Пропал твой многодневный труд…» —

«Иди ко мне, моя родная!

Печаль свою гони ты прочь!

Всё будет хорошо! Я знаю!

Ты замечательная дочь!»

Привлёк её Лонгрен за плечи,

Привлёк к себе, поцеловал.

День завершался, был уж вечер,

На берег шёл за валом вал.

Порой в такие вечера

Лонгрен до самого утра

Смотрел на море, затаённо

Мечтал о ветре в парусах

И, словно заново рождённый,

От счастья плавал в небесах;

Как и Ассоль, он был мечтатель.

Ты не суди его, читатель:

Ведь только тот, кто чист душой,

Мечтать способность не теряет,

Он повседневность покоряет

Благодаря мечте большой.

Ассоль одна осталась дома,

Поддавшись сладостной истоме

Легла на мягкую кровать.

Морфей19 стал грёзы навевать…

И вот ей снится дивный сон:

По гребням странствующих волн

Бриг в алых парусах идёт

Среди прибрежных синих вод.

В мгновение Ассоль проснулась,

Водой в ручье ополоснулась

И побежала на утёс

Ждать воплощенья своих грёз.

Она внимательно смотрела

На горизонт, и то и дело

Там появлялись паруса,

Но алых парусов краса

Всё не спешила появляться…

Ассоль решила поваляться

В душистых бархатных цветах,

С улыбкой счастья на устах

Она в цветочный луг нырнула,

15Клотик [от голл. kloot – шар, набалдашник), деревянная или металлическая деталь закруглённой формы; насаживается на верх мачты или флагштока.

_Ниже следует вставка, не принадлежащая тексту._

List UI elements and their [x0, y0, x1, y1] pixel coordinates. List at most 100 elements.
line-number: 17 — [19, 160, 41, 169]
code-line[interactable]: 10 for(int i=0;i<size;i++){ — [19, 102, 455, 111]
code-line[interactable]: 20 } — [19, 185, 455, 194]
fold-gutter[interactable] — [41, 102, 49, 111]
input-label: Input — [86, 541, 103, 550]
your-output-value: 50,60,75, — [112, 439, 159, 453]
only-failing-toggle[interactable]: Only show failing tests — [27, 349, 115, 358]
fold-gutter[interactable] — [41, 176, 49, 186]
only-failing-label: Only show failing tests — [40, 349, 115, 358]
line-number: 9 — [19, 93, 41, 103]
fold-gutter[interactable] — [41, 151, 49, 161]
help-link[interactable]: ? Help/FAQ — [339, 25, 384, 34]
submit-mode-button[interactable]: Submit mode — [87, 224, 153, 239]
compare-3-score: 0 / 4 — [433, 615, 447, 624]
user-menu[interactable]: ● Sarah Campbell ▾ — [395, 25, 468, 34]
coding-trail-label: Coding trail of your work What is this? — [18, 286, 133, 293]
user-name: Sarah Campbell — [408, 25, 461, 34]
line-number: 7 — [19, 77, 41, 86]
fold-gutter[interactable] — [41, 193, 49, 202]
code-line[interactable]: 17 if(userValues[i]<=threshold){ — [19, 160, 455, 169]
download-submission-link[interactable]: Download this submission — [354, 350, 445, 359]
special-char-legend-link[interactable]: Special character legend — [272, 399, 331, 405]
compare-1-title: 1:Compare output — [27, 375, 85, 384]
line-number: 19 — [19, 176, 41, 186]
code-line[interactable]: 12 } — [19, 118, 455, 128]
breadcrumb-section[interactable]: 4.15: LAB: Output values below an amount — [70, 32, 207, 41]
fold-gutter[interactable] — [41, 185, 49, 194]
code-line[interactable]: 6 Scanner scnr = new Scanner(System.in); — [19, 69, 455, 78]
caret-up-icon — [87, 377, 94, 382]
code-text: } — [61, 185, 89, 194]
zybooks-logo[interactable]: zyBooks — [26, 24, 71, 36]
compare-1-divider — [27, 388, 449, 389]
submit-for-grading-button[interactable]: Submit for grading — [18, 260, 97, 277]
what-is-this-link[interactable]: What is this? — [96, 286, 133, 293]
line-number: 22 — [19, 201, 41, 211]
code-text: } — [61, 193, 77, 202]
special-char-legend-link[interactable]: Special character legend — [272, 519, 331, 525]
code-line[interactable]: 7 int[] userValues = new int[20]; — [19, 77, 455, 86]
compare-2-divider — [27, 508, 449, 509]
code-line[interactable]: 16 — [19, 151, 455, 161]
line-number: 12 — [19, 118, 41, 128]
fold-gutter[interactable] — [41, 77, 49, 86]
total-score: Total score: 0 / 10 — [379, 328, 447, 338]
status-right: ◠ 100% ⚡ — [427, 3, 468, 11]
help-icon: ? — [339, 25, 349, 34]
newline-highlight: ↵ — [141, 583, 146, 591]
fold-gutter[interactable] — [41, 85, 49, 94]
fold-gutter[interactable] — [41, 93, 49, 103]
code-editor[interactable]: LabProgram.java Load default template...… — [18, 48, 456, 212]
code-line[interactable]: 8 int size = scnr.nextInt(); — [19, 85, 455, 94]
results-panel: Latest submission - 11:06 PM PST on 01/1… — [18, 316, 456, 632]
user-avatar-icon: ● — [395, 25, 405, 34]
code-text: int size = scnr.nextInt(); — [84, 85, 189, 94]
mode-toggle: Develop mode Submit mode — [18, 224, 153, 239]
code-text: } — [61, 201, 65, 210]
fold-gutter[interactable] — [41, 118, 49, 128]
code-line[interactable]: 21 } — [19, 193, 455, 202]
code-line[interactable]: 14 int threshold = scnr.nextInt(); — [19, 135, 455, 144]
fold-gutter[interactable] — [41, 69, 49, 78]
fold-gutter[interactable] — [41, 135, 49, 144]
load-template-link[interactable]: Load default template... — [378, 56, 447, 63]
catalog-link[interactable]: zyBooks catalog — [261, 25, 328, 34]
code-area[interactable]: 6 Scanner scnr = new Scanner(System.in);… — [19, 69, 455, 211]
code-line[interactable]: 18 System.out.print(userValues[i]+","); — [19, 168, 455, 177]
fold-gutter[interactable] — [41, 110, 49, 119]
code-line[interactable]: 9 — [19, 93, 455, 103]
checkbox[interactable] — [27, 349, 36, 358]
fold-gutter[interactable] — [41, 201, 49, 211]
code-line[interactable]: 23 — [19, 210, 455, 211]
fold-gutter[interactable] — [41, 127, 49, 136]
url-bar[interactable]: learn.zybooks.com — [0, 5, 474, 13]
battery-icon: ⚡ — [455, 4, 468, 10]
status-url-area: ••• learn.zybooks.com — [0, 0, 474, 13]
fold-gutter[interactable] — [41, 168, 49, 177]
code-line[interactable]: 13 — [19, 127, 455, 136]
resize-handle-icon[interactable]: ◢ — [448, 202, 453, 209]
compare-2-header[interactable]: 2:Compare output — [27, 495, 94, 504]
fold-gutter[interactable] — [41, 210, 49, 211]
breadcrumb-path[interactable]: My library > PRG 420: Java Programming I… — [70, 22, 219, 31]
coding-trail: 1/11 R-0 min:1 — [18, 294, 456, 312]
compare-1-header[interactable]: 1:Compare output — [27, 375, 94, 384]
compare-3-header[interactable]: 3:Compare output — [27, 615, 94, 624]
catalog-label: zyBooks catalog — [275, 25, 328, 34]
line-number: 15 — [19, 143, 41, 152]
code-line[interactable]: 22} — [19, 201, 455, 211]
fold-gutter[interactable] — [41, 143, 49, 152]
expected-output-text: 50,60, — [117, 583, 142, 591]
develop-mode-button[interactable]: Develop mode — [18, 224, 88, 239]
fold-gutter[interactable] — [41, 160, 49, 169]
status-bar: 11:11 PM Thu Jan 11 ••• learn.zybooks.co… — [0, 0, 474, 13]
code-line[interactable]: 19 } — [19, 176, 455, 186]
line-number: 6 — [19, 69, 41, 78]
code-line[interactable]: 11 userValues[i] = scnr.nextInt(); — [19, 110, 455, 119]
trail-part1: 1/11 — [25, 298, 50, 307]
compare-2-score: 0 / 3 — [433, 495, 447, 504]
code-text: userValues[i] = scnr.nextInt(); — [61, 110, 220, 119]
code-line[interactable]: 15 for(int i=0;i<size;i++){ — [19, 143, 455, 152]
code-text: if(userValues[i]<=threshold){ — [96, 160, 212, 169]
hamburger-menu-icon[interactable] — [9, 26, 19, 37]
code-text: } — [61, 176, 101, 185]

Внутри клотика расположены ролики (шкивы) фалов для подъёма фонаря, флагов.
16Кливер [голл. kluiver] – треугольный парус между фокмачтой и бушпритом. На парусных судах бывает до 3х кливеров.
17Клюз [голл. kluis] – отверстие в палубе и надводной части борта судна для пропуска якорной цепи или троса.
18Амур [фр. Amour; лат. amor любовь] – в древнеримской мифологии – бог любви, изображаемый в виде крылатого мальчика с луком и стрелами.
19Морфей [гр. Morpheios] – 1) в древнегреческой мифологии – божество сна и сновидений, сын Ночи; 2) сон.